The primary purpose of this data processing was to prepare the dataset for average patients on medications. The columns pertaining to this were kept. The data related to RAAS, ACE inhibitors, diabetes, insulin, and other medications that were present in nieratlas was further categorised into 5 categories. Conditional formatting was used on the unpivoted medicine column to assign different drugs to these 5 categories (medicine_category).
Patients are always on renal medications (vitamins, phosphate binders, erythropoietin-stimulating agents (EPO) etc), cardiovascular medications (statins, ACE inhibitors, RAAS, etc), diabetes medications (SGLT2 inhibitors, metformin), symptom management medications (antacids, antidepressants, laxatives etc) and other medications (immunosuppressants etc)[10.1093/ajhp/52.17.1895]. Comparing medications between canada [https://journals.sagepub.com/doi/full/10.1177/2054358120912652] and NL. In Canada, on average PD and HD patients take 16.7 and 18.1 medicines per patient, majority being symptom management medications [https://doi.org/10.1177/2054358120912652]. In US the median medications per patient is 12 [https://doi.org/10.1093/ndt/gfh280]. In Germany, the median number is 8 [https://academic.oup.com/ckj/article/12/5/663/5498601].
Literature from the other sources were collected in separate CSV files and used for comparison.
The most prescribed drugs are cardiovascular and renal medicines. In all countries (includes DOPPS study and PDDOPPS study), we see about half of the patients on some kind of medication. With the high medication burden in dialysis patients often stop using medications and adherence is a really concern. In the new device that I am modelling in collaboration with Nanodialysis and Utrecht University, there is significant decrease in phosphate binder medications (which are often too big and patients generally dislike them).

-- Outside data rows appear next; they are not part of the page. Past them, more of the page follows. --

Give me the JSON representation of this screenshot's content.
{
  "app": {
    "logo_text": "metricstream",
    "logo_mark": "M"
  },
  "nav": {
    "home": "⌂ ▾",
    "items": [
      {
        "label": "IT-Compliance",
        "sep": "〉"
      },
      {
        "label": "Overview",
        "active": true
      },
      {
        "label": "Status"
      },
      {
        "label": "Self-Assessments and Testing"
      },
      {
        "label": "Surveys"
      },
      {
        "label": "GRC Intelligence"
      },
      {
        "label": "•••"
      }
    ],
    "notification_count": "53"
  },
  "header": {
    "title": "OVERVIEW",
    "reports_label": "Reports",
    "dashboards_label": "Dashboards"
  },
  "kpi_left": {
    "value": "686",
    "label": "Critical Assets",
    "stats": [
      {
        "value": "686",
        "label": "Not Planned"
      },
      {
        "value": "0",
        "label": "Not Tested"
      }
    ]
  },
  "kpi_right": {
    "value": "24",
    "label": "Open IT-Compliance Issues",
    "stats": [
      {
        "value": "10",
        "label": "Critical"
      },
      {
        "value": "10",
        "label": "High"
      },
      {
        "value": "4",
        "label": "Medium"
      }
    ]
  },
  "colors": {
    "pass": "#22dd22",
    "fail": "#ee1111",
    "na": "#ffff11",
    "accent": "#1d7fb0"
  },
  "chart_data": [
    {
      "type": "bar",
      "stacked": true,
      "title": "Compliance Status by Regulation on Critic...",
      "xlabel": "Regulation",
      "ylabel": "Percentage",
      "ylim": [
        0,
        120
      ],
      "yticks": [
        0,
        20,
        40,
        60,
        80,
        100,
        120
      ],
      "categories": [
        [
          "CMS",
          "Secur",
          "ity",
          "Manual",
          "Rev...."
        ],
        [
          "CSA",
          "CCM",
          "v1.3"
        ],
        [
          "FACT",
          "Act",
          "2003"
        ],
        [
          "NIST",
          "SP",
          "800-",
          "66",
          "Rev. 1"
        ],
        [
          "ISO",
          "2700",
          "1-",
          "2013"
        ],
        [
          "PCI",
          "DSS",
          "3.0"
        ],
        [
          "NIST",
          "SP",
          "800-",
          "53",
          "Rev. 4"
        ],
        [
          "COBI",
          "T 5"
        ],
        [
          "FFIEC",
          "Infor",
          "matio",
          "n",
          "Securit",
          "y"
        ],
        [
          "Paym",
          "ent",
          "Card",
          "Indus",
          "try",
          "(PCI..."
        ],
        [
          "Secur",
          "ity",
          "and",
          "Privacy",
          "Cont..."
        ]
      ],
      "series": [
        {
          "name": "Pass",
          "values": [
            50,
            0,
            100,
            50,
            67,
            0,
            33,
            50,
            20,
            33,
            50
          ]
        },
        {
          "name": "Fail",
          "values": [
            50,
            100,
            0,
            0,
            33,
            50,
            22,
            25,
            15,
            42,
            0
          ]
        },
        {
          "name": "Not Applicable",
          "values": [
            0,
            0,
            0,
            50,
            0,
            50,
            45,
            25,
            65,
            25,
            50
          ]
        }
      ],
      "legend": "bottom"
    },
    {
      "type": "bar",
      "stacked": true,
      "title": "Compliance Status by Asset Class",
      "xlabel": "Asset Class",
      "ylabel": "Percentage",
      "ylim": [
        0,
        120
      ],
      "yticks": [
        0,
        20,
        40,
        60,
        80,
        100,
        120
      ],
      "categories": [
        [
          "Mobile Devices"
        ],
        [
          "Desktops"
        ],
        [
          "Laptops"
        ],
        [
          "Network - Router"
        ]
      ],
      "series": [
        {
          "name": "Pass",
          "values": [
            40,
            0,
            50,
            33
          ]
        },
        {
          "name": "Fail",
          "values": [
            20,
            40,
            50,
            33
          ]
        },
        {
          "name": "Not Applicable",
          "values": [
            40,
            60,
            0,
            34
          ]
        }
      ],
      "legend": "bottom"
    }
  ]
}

I also see significant high use of medication in Canada. As far as I know the data is collected in the British Columbia renal registry so maybe the prescription is just unnaturally high in that province.
Specialist Analysis
The primary purpose of this data processing was to prepare the dataset for average patients going to specialists. The columns pertaining to what different specialist patients went to were kept. Table was grouped by sex, age group, dialysis modality and then unpivoted to get the list of specialists in one column.
Patients often have to go to multiple clinicians to address the various comorbidities that arise with Dialysis. Dialysis also takes a significant toll on mental and physical health. Across all populations, around 60% patients visit cardiologist as the increased pressure on the kidney puts increased pressure on the heart. In the older population, there is a rise in visits to physiotherapists and dieticians to keep control of the muscles (fluid overload is hard on patients) and diet (less protein and phosphates).